As financial junkies continue to worry about the state of the market, a few (brave) Chinese souls have crossed land and sea to open new restaurants in the most dangerous city on earth: Baghdad. In a city that serves nothing but Arab goods and services, one might question their likelihood of success, their safety and perhaps even their sanity. Nonetheless, these men and women from Hubei, who speak neither Arabic nor English, seek profit where no man dares to tread, just like their fellow Chinese in Africa.
Local Iraqis are more than happy to host their guests, for they feel that foreign presence might possibly draw violence closer to an end. Customers go in and out the restaurant befuddled with curiosity, but only curiosity. These hardworking Chinese, who left behind wives and children to open the $200 Baghdad restaurant, neither serve food that cater to Arab diets nor own enough Arabic decorations that appeal to its customers aesthetically. The previous occupant had opened a shop on the premises that sold alcohol. He had only given up his business because he was seized and beheaded for selling the prohibited beverage.

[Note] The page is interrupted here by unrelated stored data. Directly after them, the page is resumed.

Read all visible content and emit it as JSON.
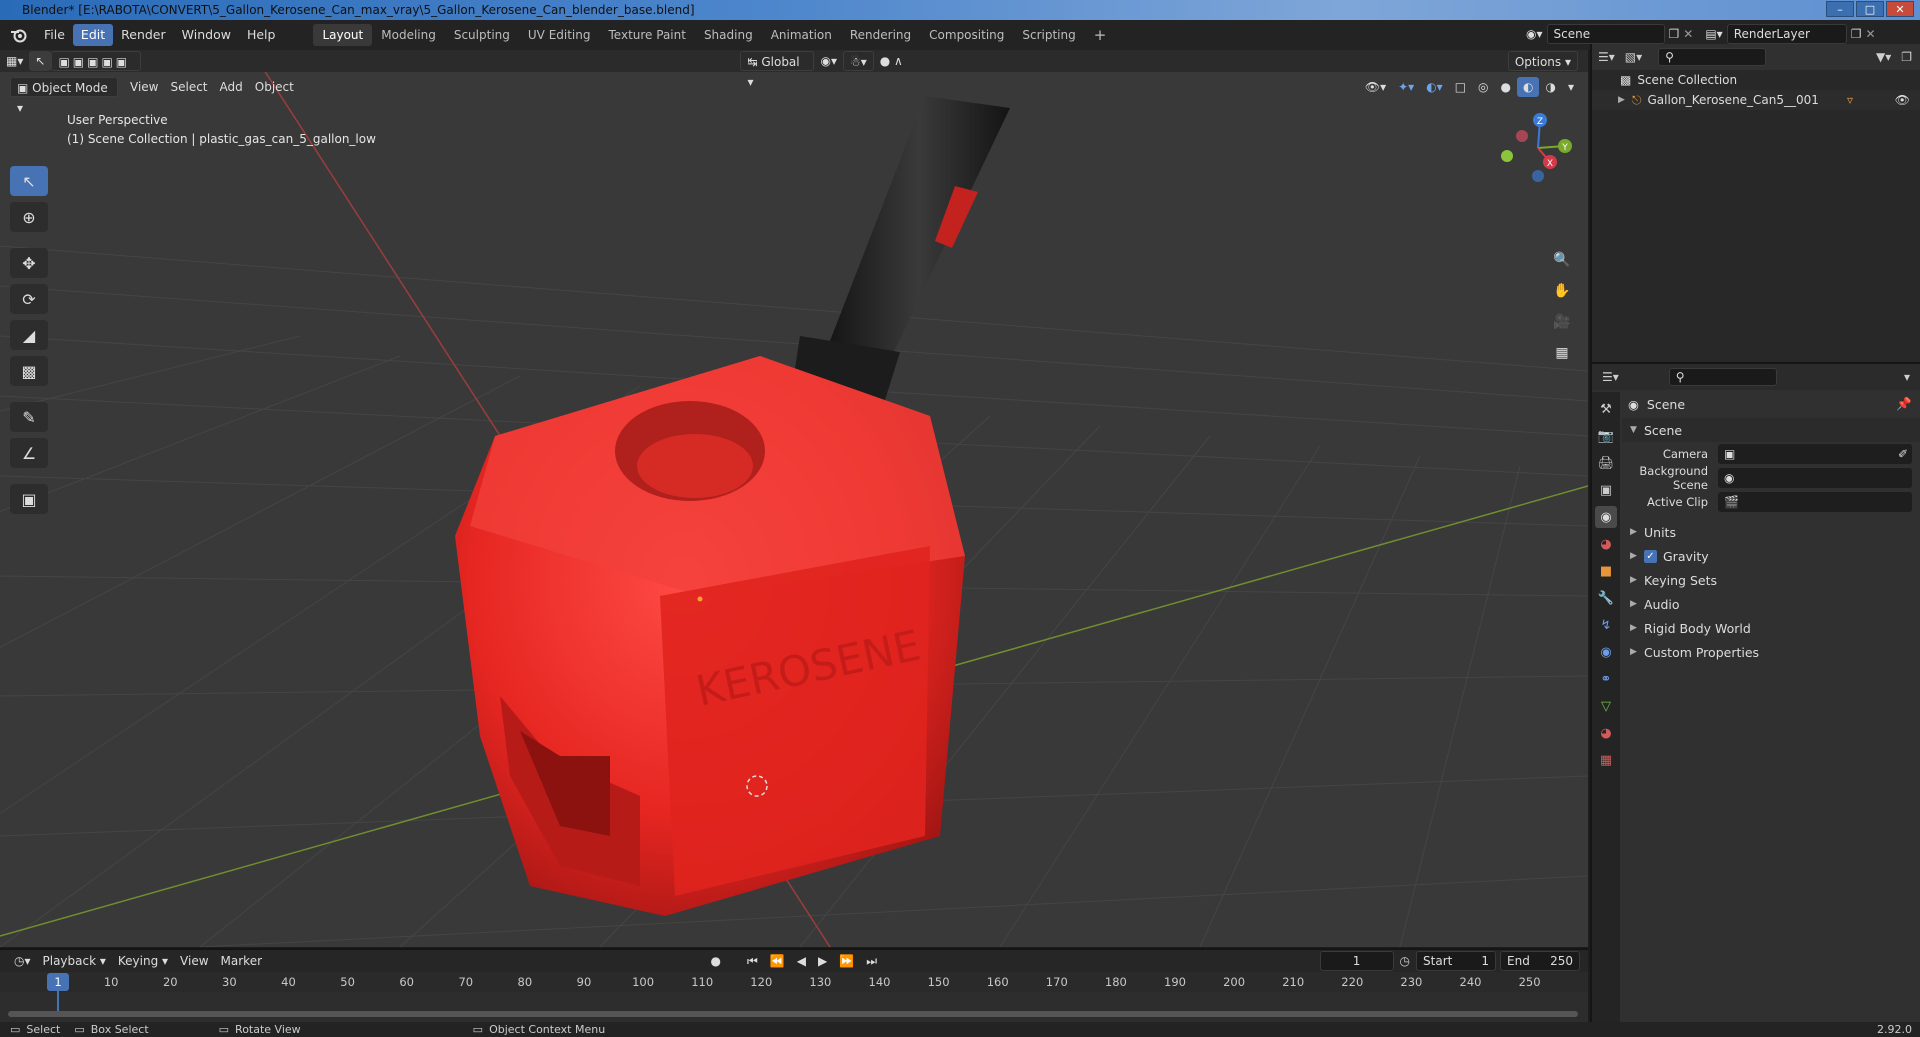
{
  "window": {
    "title": "Blender* [E:\\RABOTA\\CONVERT\\5_Gallon_Kerosene_Can_max_vray\\5_Gallon_Kerosene_Can_blender_base.blend]"
  },
  "menu": {
    "items": [
      "File",
      "Edit",
      "Render",
      "Window",
      "Help"
    ],
    "active": "Edit"
  },
  "workspaces": [
    "Layout",
    "Modeling",
    "Sculpting",
    "UV Editing",
    "Texture Paint",
    "Shading",
    "Animation",
    "Rendering",
    "Compositing",
    "Scripting"
  ],
  "active_workspace": "Layout",
  "scene_field": "Scene",
  "renderlayer_field": "RenderLayer",
  "viewport": {
    "mode": "Object Mode",
    "header_menus": [
      "View",
      "Select",
      "Add",
      "Object"
    ],
    "transform_orientation": "Global",
    "options_label": "Options",
    "info_line1": "User Perspective",
    "info_line2": "(1) Scene Collection | plastic_gas_can_5_gallon_low",
    "gizmo_axes": [
      "X",
      "Y",
      "Z"
    ]
  },
  "outliner": {
    "root": "Scene Collection",
    "items": [
      {
        "label": "Gallon_Kerosene_Can5__001"
      }
    ]
  },
  "properties": {
    "context": "Scene",
    "panel": "Scene",
    "fields": [
      {
        "label": "Camera",
        "value": ""
      },
      {
        "label": "Background Scene",
        "value": ""
      },
      {
        "label": "Active Clip",
        "value": ""
      }
    ],
    "subpanels": [
      "Units",
      "Gravity",
      "Keying Sets",
      "Audio",
      "Rigid Body World",
      "Custom Properties"
    ],
    "gravity_checked": true
  },
  "timeline": {
    "menus": [
      "Playback",
      "Keying",
      "View",
      "Marker"
    ],
    "current_frame": "1",
    "start_label": "Start",
    "start": "1",
    "end_label": "End",
    "end": "250",
    "ticks": [
      "10",
      "20",
      "30",
      "40",
      "50",
      "60",
      "70",
      "80",
      "90",
      "100",
      "110",
      "120",
      "130",
      "140",
      "150",
      "160",
      "170",
      "180",
      "190",
      "200",
      "210",
      "220",
      "230",
      "240",
      "250"
    ]
  },
  "statusbar": {
    "select": "Select",
    "box_select": "Box Select",
    "rotate_view": "Rotate View",
    "context_menu": "Object Context Menu",
    "version": "2.92.0"
  }
}
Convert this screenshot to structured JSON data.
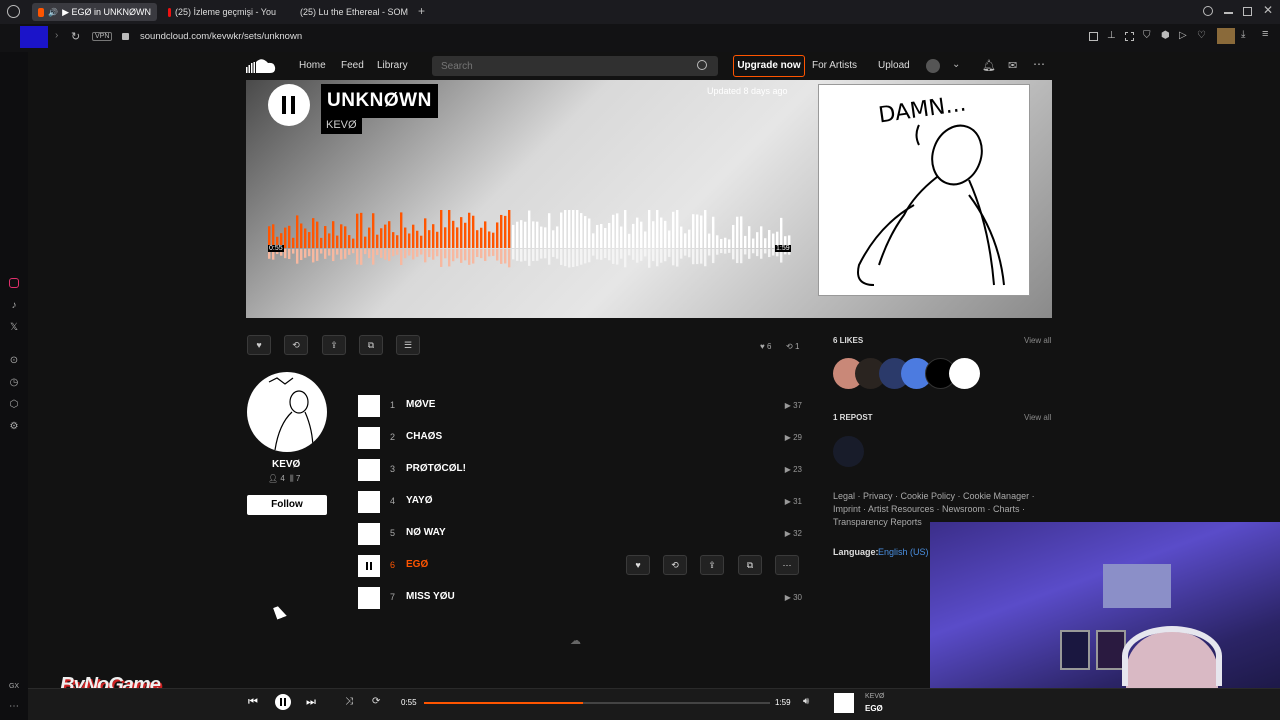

Yet Chinese restaurants in Iraq is not exactly a novel idea. Chen Xianzhong, hailing from China's Jilin Province, studied Arabic in Beijing University and became the proprietor of Baghdad's first authentic Chinese restaurant. Chen's relationship with Iraq came after the Gulf War, when he traded textile goods in Baghdad's bazaars. After the Iraq War, which disrupted his business, he spent all his money on building two Chinese restaurants and a hotel. But that proved too much for him, even though he had spent most of his life in Iraq. He was almost kiddnapped, as were many Chinese civilians during the chaos, and his restaurants were car-bombed. He suffered from many setbacks, but his only reason for not leaving Iraq was not because of money, rather his love for the country.